You can get a free 3-moth trial of Shapr3D and MASV, which comes with Wacom Intuos Pro purchase.
XP-Pen Deco pro is priced affordably and within reasonable, It is priced at $99.99 (Deco Pro Small), $129.99 (Deco Pro Medium), $129.99 (Deco Pro SW Bluetooth), $159.99 ( Deco Pro MW Bluetooth). Wacoms prices are more expensive, respectively $249.95 (Intuos Pro Small), $379.95 (Intuos Pro Medium), $499.95 (Intuos Pro Large).
Looking at the balance between specs and cost, we believe Either tablet will be a perfectly good buy. Which one you get really depends on your art style and preferences.

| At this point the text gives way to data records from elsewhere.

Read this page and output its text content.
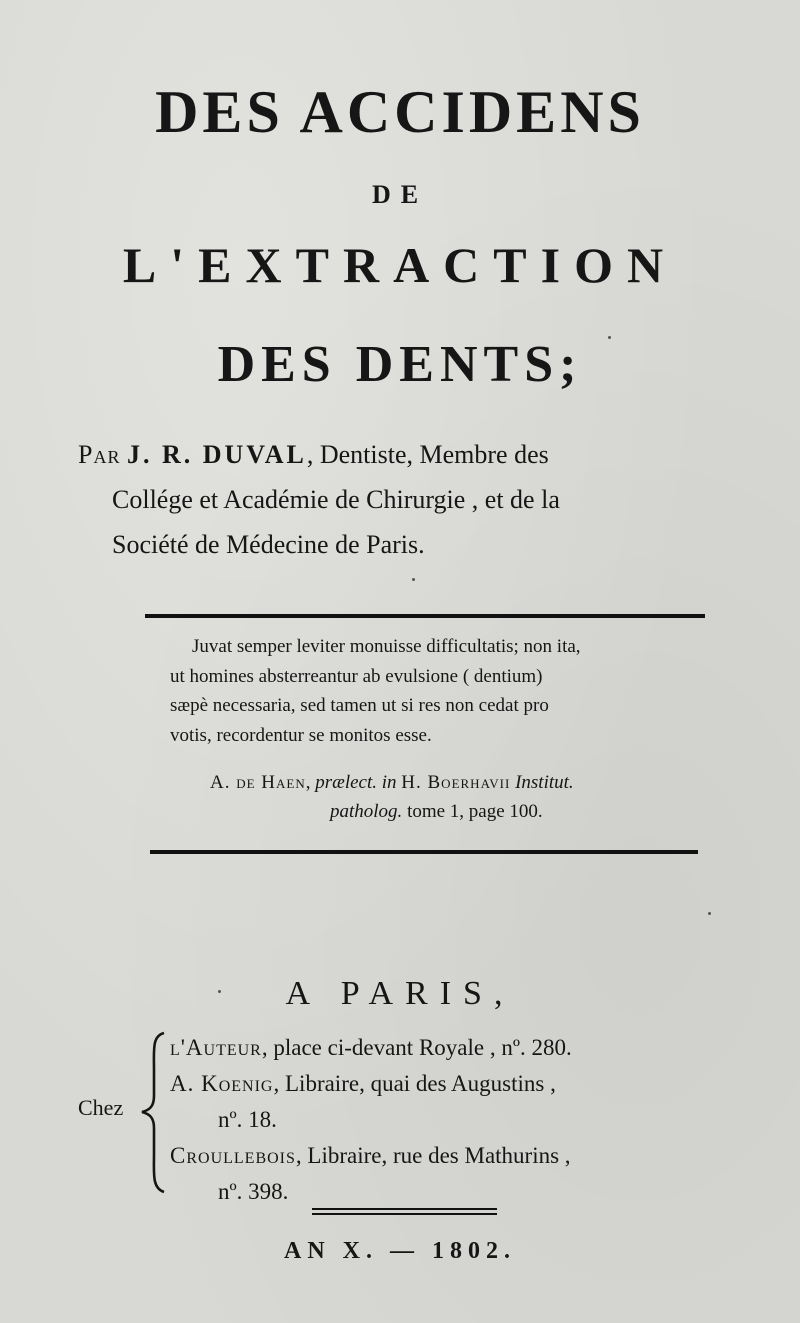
DES ACCIDENS
DE
L'EXTRACTION
DES DENTS;
Par J. R. DUVAL, Dentiste, Membre des
Collége et Académie de Chirurgie , et de la
Société de Médecine de Paris.
Juvat semper leviter monuisse difficultatis; non ita,
ut homines absterreantur ab evulsione ( dentium)
sæpè necessaria, sed tamen ut si res non cedat pro
votis, recordentur se monitos esse.
A. de Haen, prælect. in H. Boerhavii Institut.
patholog. tome 1, page 100.
A PARIS,
Chez
l'Auteur, place ci-devant Royale , nº. 280.
A. Koenig, Libraire, quai des Augustins ,
nº. 18.
Croullebois, Libraire, rue des Mathurins ,
nº. 398.
AN X. — 1802.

XP-Pen deco Pro series is known for its best value for money. Wacom Intuos Pro series is quite costly but they have a great experience and smooth user interface.
If you’re a professional who is looking to invest in a tablet for multimedia manipulation, I will highly recommend Wacom’s line of Intuos Pro tablets.
Wacom Intuos Pro tablet is known to be free from pen lag and extremely accurate. It’s worth it’s weight on gold for the time savings and increased accuracy.
If you’re simply a consumer who is looking to utilize a tablet for recreational use, you’ll likely be better off saving some money and choosing to one of the XP-Pen Deco Pro tablets.
The affordable price point of this means you could start on this as a beginner and really grow into it over time as you improve.